Vorsicht ist die Mutter der Porzellankiste, das gilt auch hier, denn der Gesundheitsbalken ist schneller auf Null, als man „Doom“ sagen kann, und er regeneriert sich nicht automatisch. Das sorgt auch in der einfachsten Version für einen knackigen Schwierigkeitsgrad. Wer jedoch aufpasst und alles einsammelt, findet in der Regel genug Heal-Items, die die Gesundheit wieder aufbauen. Gestartet wird das Spiel mit einer einfachen Pistole, schnell kommen aber dickere Brocken wie Schrotflinten, Plasma-Gewehre, Raketenwerfer oder die allseits beliebte Kettensäge dazu. Aber auch hier gilt, die Waffen gezielt einzusetzen, wer seine Munition verschwendet, steht irgendwann nur mit seiner Pistole vor einer großen Horde Dämonen. Und auch die Kettensäge funktioniert nicht ohne Benzin. Die Waffen lassen sich durch verdiente Runen aufwerten, erhalten größere Magazine oder weitere Funktionen, auch der Balken für Lebensenergie lässt sich so erweitern.

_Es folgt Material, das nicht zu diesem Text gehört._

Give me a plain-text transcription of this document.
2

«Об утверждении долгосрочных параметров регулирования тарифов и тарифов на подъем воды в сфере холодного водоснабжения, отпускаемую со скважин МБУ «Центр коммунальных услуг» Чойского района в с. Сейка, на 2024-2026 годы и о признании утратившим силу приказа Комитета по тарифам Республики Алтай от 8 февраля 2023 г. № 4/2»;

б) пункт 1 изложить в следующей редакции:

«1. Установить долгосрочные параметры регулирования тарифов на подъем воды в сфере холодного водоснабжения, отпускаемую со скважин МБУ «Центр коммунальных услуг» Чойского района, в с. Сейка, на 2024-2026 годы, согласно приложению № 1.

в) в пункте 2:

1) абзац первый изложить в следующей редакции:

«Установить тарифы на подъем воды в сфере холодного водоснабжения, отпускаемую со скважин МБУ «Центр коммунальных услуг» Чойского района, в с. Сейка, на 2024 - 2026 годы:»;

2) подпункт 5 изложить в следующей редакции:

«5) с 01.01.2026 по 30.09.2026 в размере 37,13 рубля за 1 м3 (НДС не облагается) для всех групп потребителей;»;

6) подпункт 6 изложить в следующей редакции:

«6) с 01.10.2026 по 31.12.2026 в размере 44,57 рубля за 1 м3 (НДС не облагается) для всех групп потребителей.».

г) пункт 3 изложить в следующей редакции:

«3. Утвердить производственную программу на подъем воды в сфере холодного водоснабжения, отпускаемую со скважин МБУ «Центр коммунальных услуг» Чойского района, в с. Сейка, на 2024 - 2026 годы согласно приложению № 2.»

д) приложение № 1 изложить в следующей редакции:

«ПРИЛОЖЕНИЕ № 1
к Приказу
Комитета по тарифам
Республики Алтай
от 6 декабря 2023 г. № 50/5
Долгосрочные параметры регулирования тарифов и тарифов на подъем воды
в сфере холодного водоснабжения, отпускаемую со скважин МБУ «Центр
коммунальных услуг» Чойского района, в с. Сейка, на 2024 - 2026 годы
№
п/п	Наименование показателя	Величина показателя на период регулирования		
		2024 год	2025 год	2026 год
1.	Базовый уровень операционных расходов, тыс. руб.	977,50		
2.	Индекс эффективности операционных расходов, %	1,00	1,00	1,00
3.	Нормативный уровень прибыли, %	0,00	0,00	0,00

Für die Runen müssen bestimmte Aufgaben erfüllt werden. So sind zum Beispiel sogenannte Glory Kills nötig mit denen geschwächte Gegner im Nahkampf besonders blutig erledigt werden. Überhaupt hatte die USK mal einen guten Tag, denn hier geht es schön blutig zur Sache und jeder Gore-Hound kommt auf seine Kosten.

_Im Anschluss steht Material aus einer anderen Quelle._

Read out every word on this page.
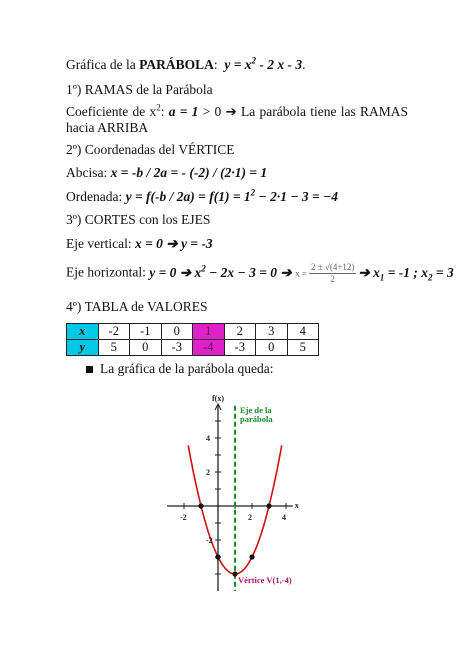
Gráfica de la PARÁBOLA: $y = x^2 - 2$ x - 3.
1º) RAMAS de la Parábola
Coeficiente de $x^2$: a = 1 > 0 ➔ La parábola tiene las RAMAS hacia ARRIBA
2º) Coordenadas del VÉRTICE
Abcisa: x = -b / 2a = - (-2) / (2·1) = 1
Ordenada: $y = f(-b / 2a) = f(1) = 1^2 - 2\cdot 1 - 3 = -4$
3º) CORTES con los EJES
Eje vertical: x = 0 ➔ y = -3
Eje horizontal: y = 0 ➔ $x^2 - 2x - 3 = 0$ ➔ $x = \frac{2 \pm √(4+12)}{2}$ ➔ $x_1 = -1$ ; $x_2 = 3$
4º) TABLA de VALORES
x	-2	-1	0	1	2	3	4
y	5	0	-3	-4	-3	0	5
La gráfica de la parábola queda:
f(x)
x
-2	2	4
4
2
-2
Eje de la
parábola
Vértice V(1,-4)
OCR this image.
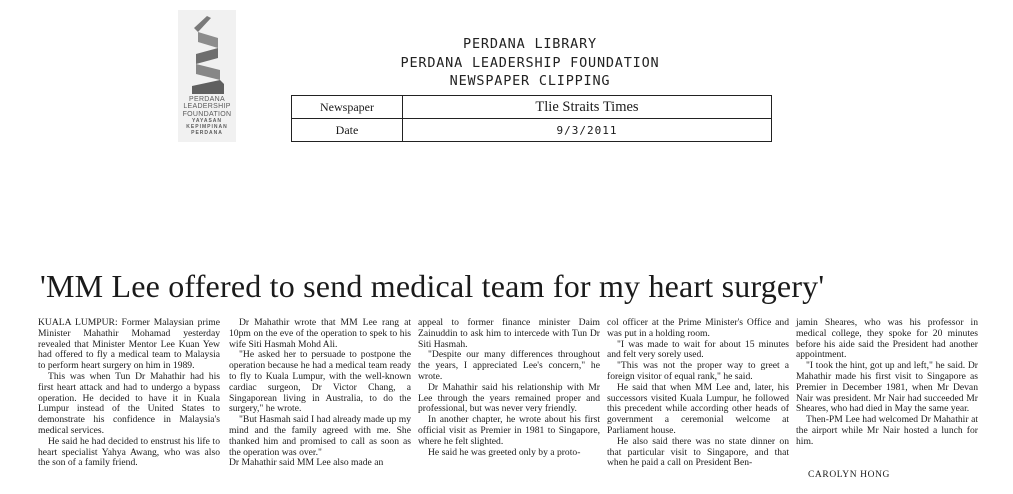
PERDANA
LEADERSHIP
FOUNDATION
YAYASAN
KEPIMPINAN
PERDANA
PERDANA LIBRARY
PERDANA LEADERSHIP FOUNDATION
NEWSPAPER CLIPPING
Newspaper	Tlie Straits Times
Date	9/3/2011
'MM Lee offered to send medical team for my heart surgery'

KUALA LUMPUR: Former Malaysian prime Minister Mahathir Mohamad yesterday revealed that Minister Mentor Lee Kuan Yew had offered to fly a medical team to Malaysia to perform heart surgery on him in 1989.

This was when Tun Dr Mahathir had his first heart attack and had to undergo a bypass operation. He decided to have it in Kuala Lumpur instead of the United States to demonstrate his confidence in Malaysia's medical services.

He said he had decided to enstrust his life to heart specialist Yahya Awang, who was also the son of a family friend.

Dr Mahathir wrote that MM Lee rang at 10pm on the eve of the operation to spek to his wife Siti Hasmah Mohd Ali.

"He asked her to persuade to postpone the operation because he had a medical team ready to fly to Kuala Lumpur, with the well-known cardiac surgeon, Dr Victor Chang, a Singaporean living in Australia, to do the surgery," he wrote.

"But Hasmah said I had already made up my mind and the family agreed with me. She thanked him and promised to call as soon as the operation was over."

Dr Mahathir said MM Lee also made an

appeal to former finance minister Daim Zainuddin to ask him to intercede with Tun Dr Siti Hasmah.

"Despite our many differences throughout the years, I appreciated Lee's concern," he wrote.

Dr Mahathir said his relationship with Mr Lee through the years remained proper and professional, but was never very friendly.

In another chapter, he wrote about his first official visit as Premier in 1981 to Singapore, where he felt slighted.

He said he was greeted only by a proto-

col officer at the Prime Minister's Office and was put in a holding room.

"I was made to wait for about 15 minutes and felt very sorely used.

"This was not the proper way to greet a foreign visitor of equal rank," he said.

He said that when MM Lee and, later, his successors visited Kuala Lumpur, he followed this precedent while according other heads of government a ceremonial welcome at Parliament house.

He also said there was no state dinner on that particular visit to Singapore, and that when he paid a call on President Ben-

jamin Sheares, who was his professor in medical college, they spoke for 20 minutes before his aide said the President had another appointment.

"I took the hint, got up and left," he said. Dr Mahathir made his first visit to Singapore as Premier in December 1981, when Mr Devan Nair was president. Mr Nair had succeeded Mr Sheares, who had died in May the same year.

Then-PM Lee had welcomed Dr Mahathir at the airport while Mr Nair hosted a lunch for him.

CAROLYN HONG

„Doom“ bietet aber nicht nur eine Kampagne für Einzelspieler, sondern auch eine große Auswahl an Multiplayer-Möglichkeiten. Bei Domination etwa geht es für die Teams um die Kontrolle bestimmter Zielpunkte. Je länger diese Punkte gehalten werden, um so mehr Punkte erhält das Team. Im Team-Deathmatch geht es darum, so viele Gegner des anderen Teams wie möglich auszuschalten. In Freeze Tag werden getroffene Gegner eingefroren, können von Mitspielern aber wieder aufgetaut werden. Ist ein komplettes Team eingefroren, hat das gegnerische Team gewonnen. Dazu gesellen sich weitere Modi wie Clan Arena oder Soul Harvest. Durch bereits angekündigte kostenpflichtige DLCs wird diese Liste noch erweitert.

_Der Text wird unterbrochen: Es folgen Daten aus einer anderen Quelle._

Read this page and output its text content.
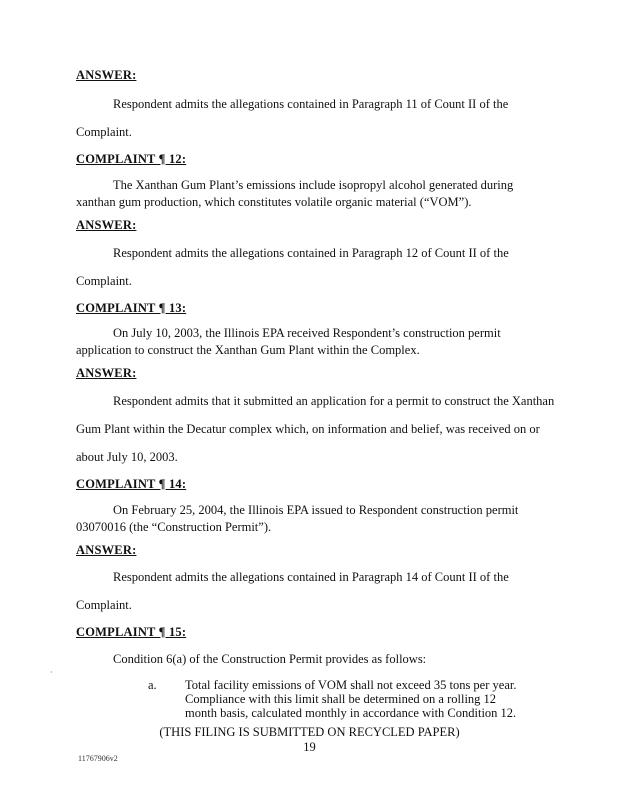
ANSWER:
Respondent admits the allegations contained in Paragraph 11 of Count II of the
Complaint.
COMPLAINT ¶ 12:
The Xanthan Gum Plant’s emissions include isopropyl alcohol generated during xanthan gum production, which constitutes volatile organic material (“VOM”).
ANSWER:
Respondent admits the allegations contained in Paragraph 12 of Count II of the
Complaint.
COMPLAINT ¶ 13:
On July 10, 2003, the Illinois EPA received Respondent’s construction permit application to construct the Xanthan Gum Plant within the Complex.
ANSWER:
Respondent admits that it submitted an application for a permit to construct the Xanthan
Gum Plant within the Decatur complex which, on information and belief, was received on or
about July 10, 2003.
COMPLAINT ¶ 14:
On February 25, 2004, the Illinois EPA issued to Respondent construction permit 03070016 (the “Construction Permit”).
ANSWER:
Respondent admits the allegations contained in Paragraph 14 of Count II of the
Complaint.
COMPLAINT ¶ 15:
Condition 6(a) of the Construction Permit provides as follows:
·
a. Total facility emissions of VOM shall not exceed 35 tons per year. Compliance with this limit shall be determined on a rolling 12 month basis, calculated monthly in accordance with Condition 12.
(THIS FILING IS SUBMITTED ON RECYCLED PAPER)
19
11767906v2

Als Doom-Spieler der ersten Stunde in den 90er Jahren waren die Erwartungen, die ich an das 2016er Doom hatte, ziemlich hoch. Aber bereits nach ein paar Sekunden der Einzelspielerkampagne hatte mich das Spiel wie damals in seinen Bann gezogen. Sicher, die Story ist nicht gerade oscarreif, aber wen juckt das schon, wenn man auf diese geniale Weise einen Dämon nach dem anderen erledigen kann? Das Spiel macht einfach von Anfang bis zum Ende Spaß. Und das ist ja nur die Einzelspieler-Kampagne. Auch im Multiplayer-Part punktet Doom von vorne bis hinten. Die verschiedenen Modi sorgen nicht nur für Abwechslung, es gibt auch keinen darunter, der nicht Höllenspaß machen würde. Die Grafik ist auf der Xbox One genial und auch der Sound kann sich hören lassen. Da lohnt es sich, die Surround-Anlage aufzudrehen und die Nachbarn um ihren Mittagsschlaf zu bringen, oder man nutzt ein gutes Headset und lässt es ordentlich krachen. Tolles Spiel, das ich nur empfehlen kann. Für mich ist „Doom“ schon jetzt ein Kandidat für das Spiel des Jahres.